Un contatto in strada
Perchè in strada ?
Sono più di 100 milioni i ragazzi di strada (secondo le stime Unicef) vittime di violenze, abusi, sfruttamenti di ogni genere e il fenomeno è quasi ovunque in crescita rivelando una vera e propria emergenza sociale.
Secondo un rapporto presentato alla Commissione per i diritti umani, 150 milioni di bambine e 73 milioni di bambini sono stati sottoposti a rapporti sessuali forzati nel 2005. Si calcola che vi siano attualmente in rete 70.000 siti contenenti materiale pedo-pornografico.
Secondo l’Organizzazione Mondiale della Sanità, ogni anno sarebbero praticati una media di 53 milioni di aborti. Il 3% della popolazione mondiale ha abusato di droghe durante lo scorso anno (United Nations Office on Drugs and Crime) e l’abuso d’alcool provoca il 60% degli incidenti, il 9% delle invalidità, il 41% degli omicidi, il 10% di tutte le malattie (OMS). Secondo un sondaggio realizzato in più di duecento scuole in Italia, l'80% degli adolescenti manifesta almeno uno dei seguenti sintomi che caratterizzano il mondo giovanile: abuso di alcool, uso di sostanze stupefacenti soprattutto cannabinoidi (un adolescente su quattro fa uso di droghe sintetiche: ecstasy, ecc.), abusi e devianze nel campo della sessualità, anoressia e bulimia, forme depressive e disturbi caratteriali, seri problemi familiari. A fronte di dati così preoccupanti, si registra una quasi totale assenza di interventi da parte dello Stato.

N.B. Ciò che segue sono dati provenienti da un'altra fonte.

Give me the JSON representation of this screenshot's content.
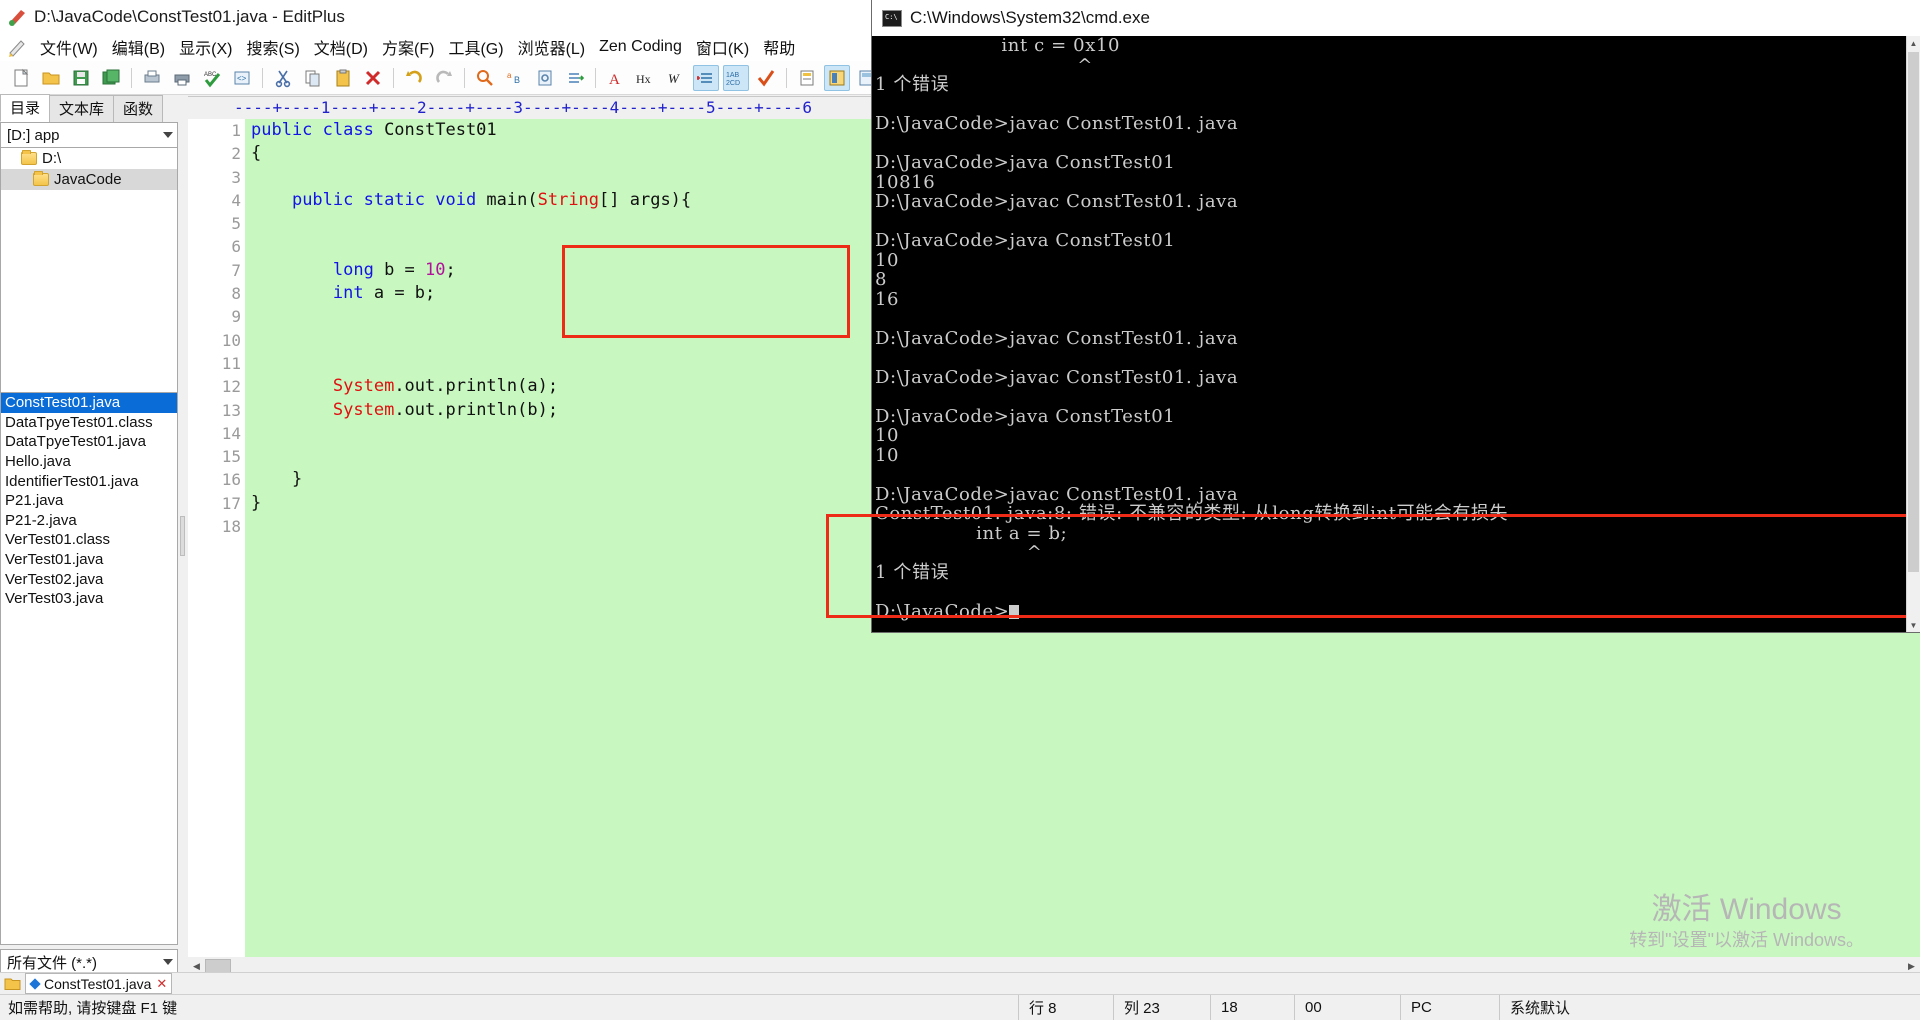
{
  "editplus": {
    "title": "D:\\JavaCode\\ConstTest01.java - EditPlus",
    "title_icon": "editplus-logo-icon",
    "menu": [
      {
        "label": "文件(W)"
      },
      {
        "label": "编辑(B)"
      },
      {
        "label": "显示(X)"
      },
      {
        "label": "搜索(S)"
      },
      {
        "label": "文档(D)"
      },
      {
        "label": "方案(F)"
      },
      {
        "label": "工具(G)"
      },
      {
        "label": "浏览器(L)"
      },
      {
        "label": "Zen Coding"
      },
      {
        "label": "窗口(K)"
      },
      {
        "label": "帮助"
      }
    ],
    "toolbar": [
      {
        "name": "new-file-icon",
        "glyph": "🗋"
      },
      {
        "name": "open-file-icon",
        "glyph": "📂"
      },
      {
        "name": "save-file-icon",
        "glyph": "💾"
      },
      {
        "name": "save-all-icon",
        "glyph": "🖫"
      },
      {
        "name": "print-preview-icon",
        "glyph": "🖶"
      },
      {
        "name": "print-icon",
        "glyph": "🖨"
      },
      {
        "name": "spellcheck-icon",
        "glyph": "✓"
      },
      {
        "name": "browser-preview-icon",
        "glyph": "<>"
      },
      {
        "name": "cut-icon",
        "glyph": "✂"
      },
      {
        "name": "copy-icon",
        "glyph": "🗐"
      },
      {
        "name": "paste-icon",
        "glyph": "📋"
      },
      {
        "name": "delete-icon",
        "glyph": "✕"
      },
      {
        "name": "undo-icon",
        "glyph": "↺"
      },
      {
        "name": "redo-icon",
        "glyph": "↻"
      },
      {
        "name": "find-icon",
        "glyph": "🔍"
      },
      {
        "name": "replace-icon",
        "glyph": "ab"
      },
      {
        "name": "find-in-files-icon",
        "glyph": "🗒"
      },
      {
        "name": "goto-line-icon",
        "glyph": "⇥"
      },
      {
        "name": "font-icon",
        "glyph": "A"
      },
      {
        "name": "hex-view-icon",
        "glyph": "Hx"
      },
      {
        "name": "word-wrap-icon",
        "glyph": "W"
      },
      {
        "name": "indent-icon",
        "glyph": "≡"
      },
      {
        "name": "case-convert-icon",
        "glyph": "AB"
      },
      {
        "name": "check-icon",
        "glyph": "✔"
      },
      {
        "name": "document-selector-icon",
        "glyph": "▤"
      },
      {
        "name": "output-window-icon",
        "glyph": "▦"
      },
      {
        "name": "clipboard-window-icon",
        "glyph": "▣"
      },
      {
        "name": "open-browser-icon",
        "glyph": "▧"
      },
      {
        "name": "context-help-icon",
        "glyph": "?"
      }
    ],
    "left_panel": {
      "tabs": [
        {
          "label": "目录",
          "active": true
        },
        {
          "label": "文本库",
          "active": false
        },
        {
          "label": "函数",
          "active": false
        }
      ],
      "drive_combo": "[D:] app",
      "tree": [
        {
          "label": "D:\\",
          "indent": 0,
          "selected": false
        },
        {
          "label": "JavaCode",
          "indent": 1,
          "selected": true
        }
      ],
      "files": [
        {
          "name": "ConstTest01.java",
          "selected": true
        },
        {
          "name": "DataTpyeTest01.class",
          "selected": false
        },
        {
          "name": "DataTpyeTest01.java",
          "selected": false
        },
        {
          "name": "Hello.java",
          "selected": false
        },
        {
          "name": "IdentifierTest01.java",
          "selected": false
        },
        {
          "name": "P21.java",
          "selected": false
        },
        {
          "name": "P21-2.java",
          "selected": false
        },
        {
          "name": "VerTest01.class",
          "selected": false
        },
        {
          "name": "VerTest01.java",
          "selected": false
        },
        {
          "name": "VerTest02.java",
          "selected": false
        },
        {
          "name": "VerTest03.java",
          "selected": false
        }
      ],
      "filter": "所有文件 (*.*)"
    },
    "editor": {
      "ruler": "----+----1----+----2----+----3----+----4----+----5----+----6",
      "lines": [
        {
          "n": 1,
          "fold": false,
          "segments": [
            {
              "t": "public class ",
              "c": "kw"
            },
            {
              "t": "ConstTest01",
              "c": ""
            }
          ]
        },
        {
          "n": 2,
          "fold": true,
          "segments": [
            {
              "t": "{",
              "c": ""
            }
          ]
        },
        {
          "n": 3,
          "fold": false,
          "segments": []
        },
        {
          "n": 4,
          "fold": true,
          "segments": [
            {
              "t": "    ",
              "c": ""
            },
            {
              "t": "public static void ",
              "c": "kw"
            },
            {
              "t": "main(",
              "c": ""
            },
            {
              "t": "String",
              "c": "cls"
            },
            {
              "t": "[] args){",
              "c": ""
            }
          ]
        },
        {
          "n": 5,
          "fold": false,
          "segments": []
        },
        {
          "n": 6,
          "fold": false,
          "segments": []
        },
        {
          "n": 7,
          "fold": false,
          "segments": [
            {
              "t": "        ",
              "c": ""
            },
            {
              "t": "long",
              "c": "kw"
            },
            {
              "t": " b = ",
              "c": ""
            },
            {
              "t": "10",
              "c": "num"
            },
            {
              "t": ";",
              "c": ""
            }
          ]
        },
        {
          "n": 8,
          "fold": false,
          "segments": [
            {
              "t": "        ",
              "c": ""
            },
            {
              "t": "int",
              "c": "kw"
            },
            {
              "t": " a = b;",
              "c": ""
            }
          ]
        },
        {
          "n": 9,
          "fold": false,
          "segments": []
        },
        {
          "n": 10,
          "fold": false,
          "segments": []
        },
        {
          "n": 11,
          "fold": false,
          "segments": []
        },
        {
          "n": 12,
          "fold": false,
          "segments": [
            {
              "t": "        ",
              "c": ""
            },
            {
              "t": "System",
              "c": "cls"
            },
            {
              "t": ".out.println(a);",
              "c": ""
            }
          ]
        },
        {
          "n": 13,
          "fold": false,
          "segments": [
            {
              "t": "        ",
              "c": ""
            },
            {
              "t": "System",
              "c": "cls"
            },
            {
              "t": ".out.println(b);",
              "c": ""
            }
          ]
        },
        {
          "n": 14,
          "fold": false,
          "segments": []
        },
        {
          "n": 15,
          "fold": false,
          "segments": []
        },
        {
          "n": 16,
          "fold": false,
          "segments": [
            {
              "t": "    }",
              "c": ""
            }
          ]
        },
        {
          "n": 17,
          "fold": false,
          "segments": [
            {
              "t": "}",
              "c": ""
            }
          ]
        },
        {
          "n": 18,
          "fold": false,
          "segments": []
        }
      ],
      "highlight_color": "#ee2b17",
      "background_color": "#c8f7c0"
    },
    "watermark": {
      "line1": "激活 Windows",
      "line2": "转到\"设置\"以激活 Windows。"
    },
    "tabstrip": {
      "tab_label": "ConstTest01.java",
      "close_glyph": "✕"
    },
    "status": {
      "hint": "如需帮助, 请按键盘 F1 键",
      "line": "行 8",
      "column": "列 23",
      "value1": "18",
      "value2": "00",
      "pc": "PC",
      "encoding": "系统默认"
    }
  },
  "cmd": {
    "title": "C:\\Windows\\System32\\cmd.exe",
    "icon": "cmd-console-icon",
    "lines": [
      "                    int c = 0x10",
      "                                ^",
      "1 个错误",
      "",
      "D:\\JavaCode>javac ConstTest01. java",
      "",
      "D:\\JavaCode>java ConstTest01",
      "10816",
      "D:\\JavaCode>javac ConstTest01. java",
      "",
      "D:\\JavaCode>java ConstTest01",
      "10",
      "8",
      "16",
      "",
      "D:\\JavaCode>javac ConstTest01. java",
      "",
      "D:\\JavaCode>javac ConstTest01. java",
      "",
      "D:\\JavaCode>java ConstTest01",
      "10",
      "10",
      "",
      "D:\\JavaCode>javac ConstTest01. java",
      "ConstTest01. java:8: 错误: 不兼容的类型: 从long转换到int可能会有损失",
      "                int a = b;",
      "                        ^",
      "1 个错误",
      ""
    ],
    "prompt": "D:\\JavaCode>",
    "highlight_color": "#ee2b17"
  }
}
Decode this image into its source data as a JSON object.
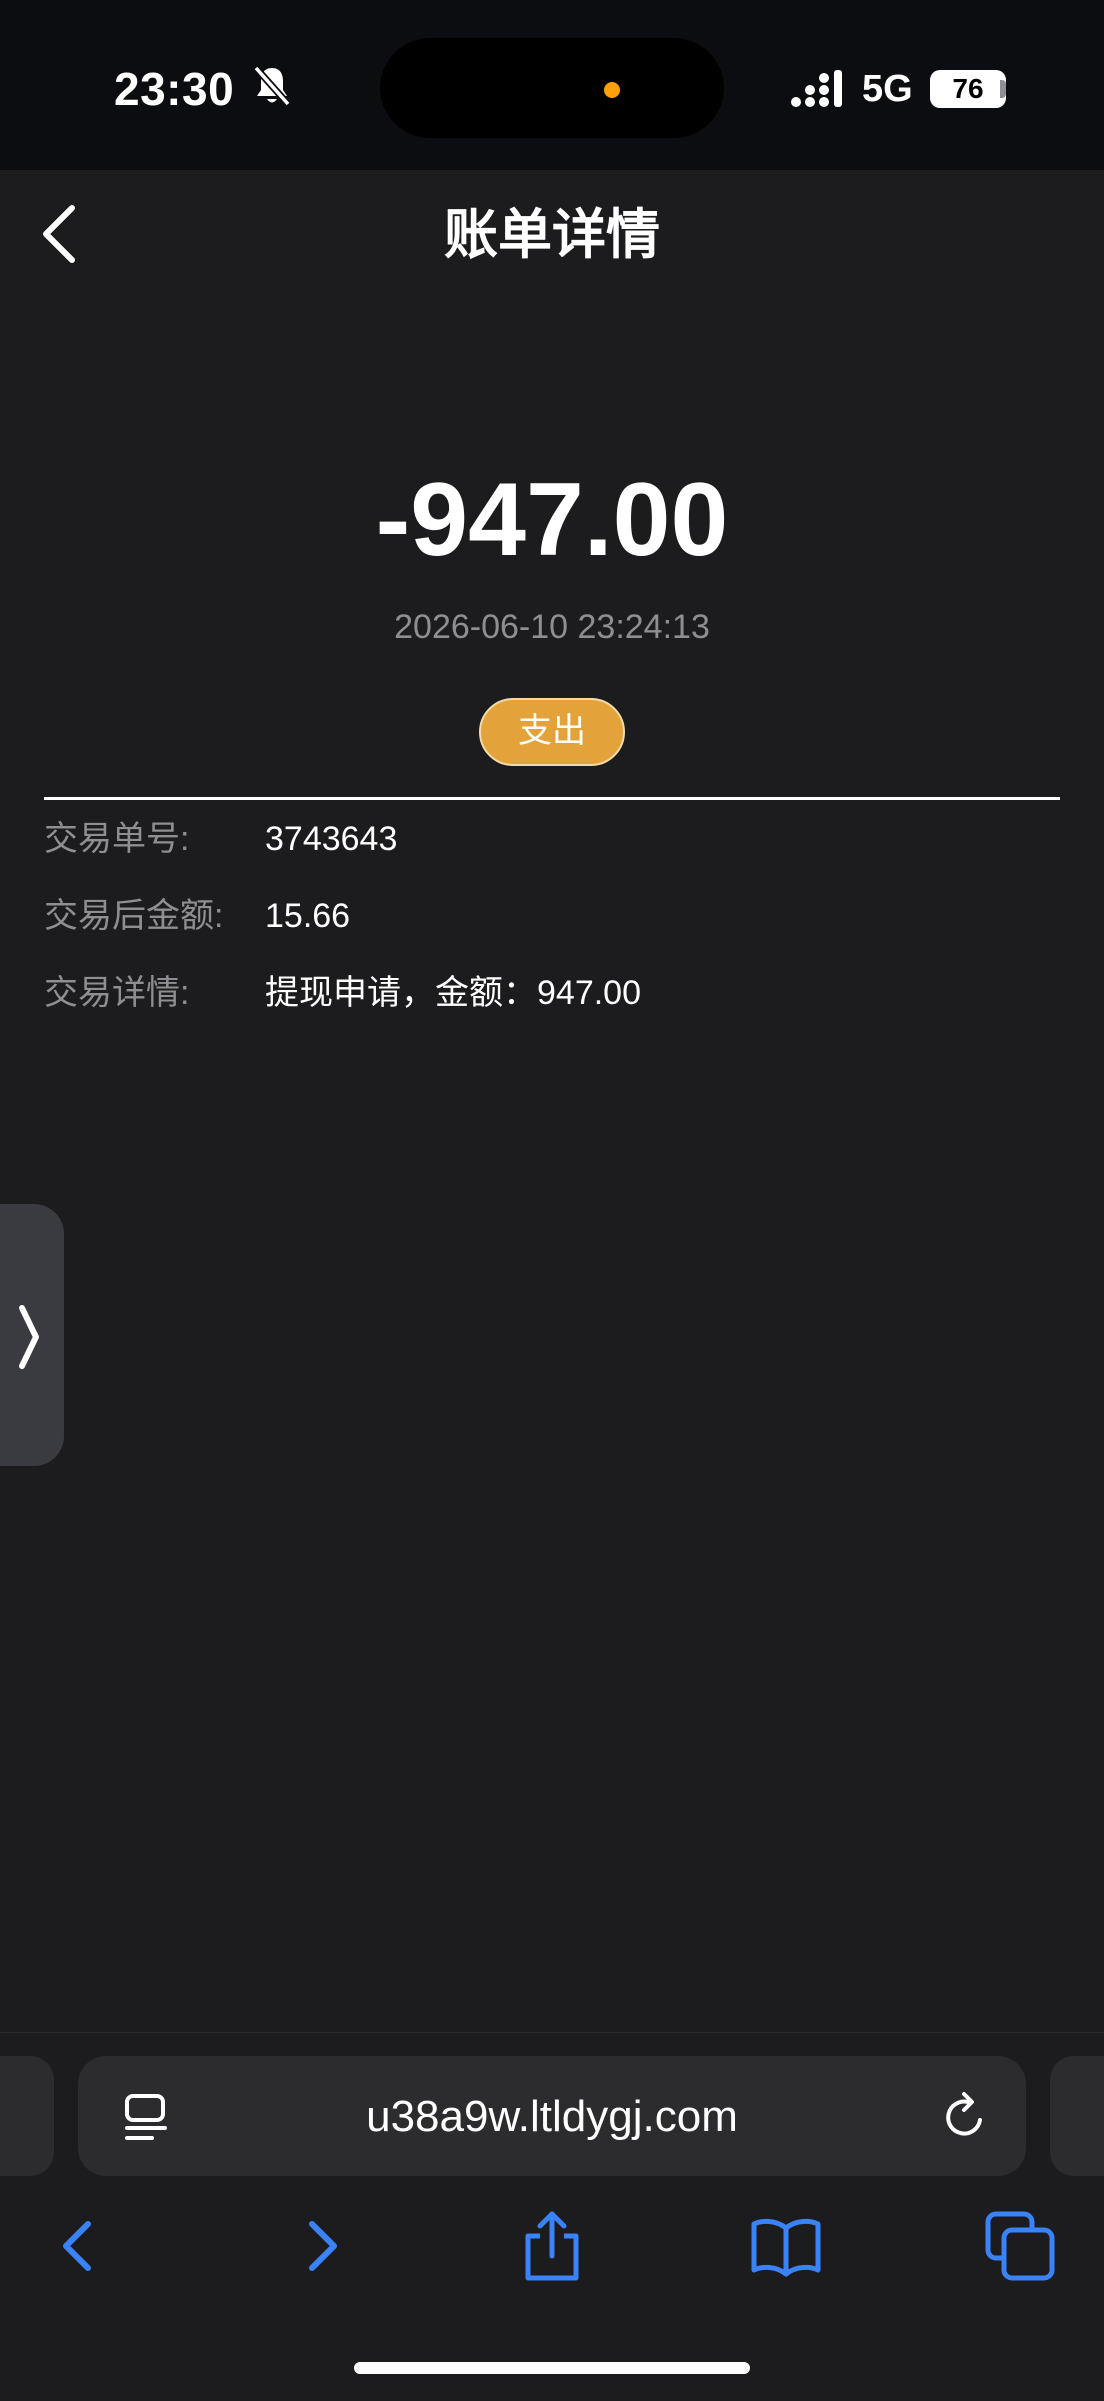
{
  "status_bar": {
    "time": "23:30",
    "network": "5G",
    "battery": "76",
    "icons": [
      "bell-slash-icon",
      "signal-icon"
    ]
  },
  "nav": {
    "title": "账单详情",
    "back_icon": "chevron-left-icon"
  },
  "transaction": {
    "amount": "-947.00",
    "datetime": "2026-06-10 23:24:13",
    "type_badge": "支出",
    "badge_color": "#e3a33a",
    "details": [
      {
        "label": "交易单号:",
        "value": "3743643"
      },
      {
        "label": "交易后金额:",
        "value": "15.66"
      },
      {
        "label": "交易详情:",
        "value": "提现申请，金额：947.00"
      }
    ]
  },
  "browser": {
    "url": "u38a9w.ltldygj.com",
    "accent": "#3a82f7",
    "toolbar": [
      "back-icon",
      "forward-icon",
      "share-icon",
      "bookmarks-icon",
      "tabs-icon"
    ]
  }
}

In Italia si stimano circa 7 milioni le persone che consumano quantità di alcool considerabili a rischio; l’8-10% delle ragazze soffrono di anoressia e bulimia e il 72% delle donne subisce violenza. Si registra inoltre un impressionante incremento della “prostituzione-schiavitù”, del turismo sessuale, della pedofilia (le violenze e gli abomini annessi a questo atroce mercato sono impressionanti).
Per questo, desideriamo mettere tutto il nostro impegno, desideriamo unire le forze e rispondere per quanto possibile al terribile grido di troppi nostri fratelli che costantemente ci interpella e ci costringe a metterci in gioco in prima persona!
CI SONO MILIONI DI PERSONE IN TUTTO IL MONDO CHE MUOIONO IN SITUAZIONI VERAMENTE DRAMMATICHE.
NON FARE TUTTO CIÒ CHE È NELLE NOSTRE POSSIBILITÀ PER EVITARLO È UN'OMISSIONE DI SOCCORSO.
Anche se adesso "quello che facciamo è solo una goccia nell'oceano, se non lo facessimo, l'oceano avrebbe una goccia in meno"(Madre Teresa).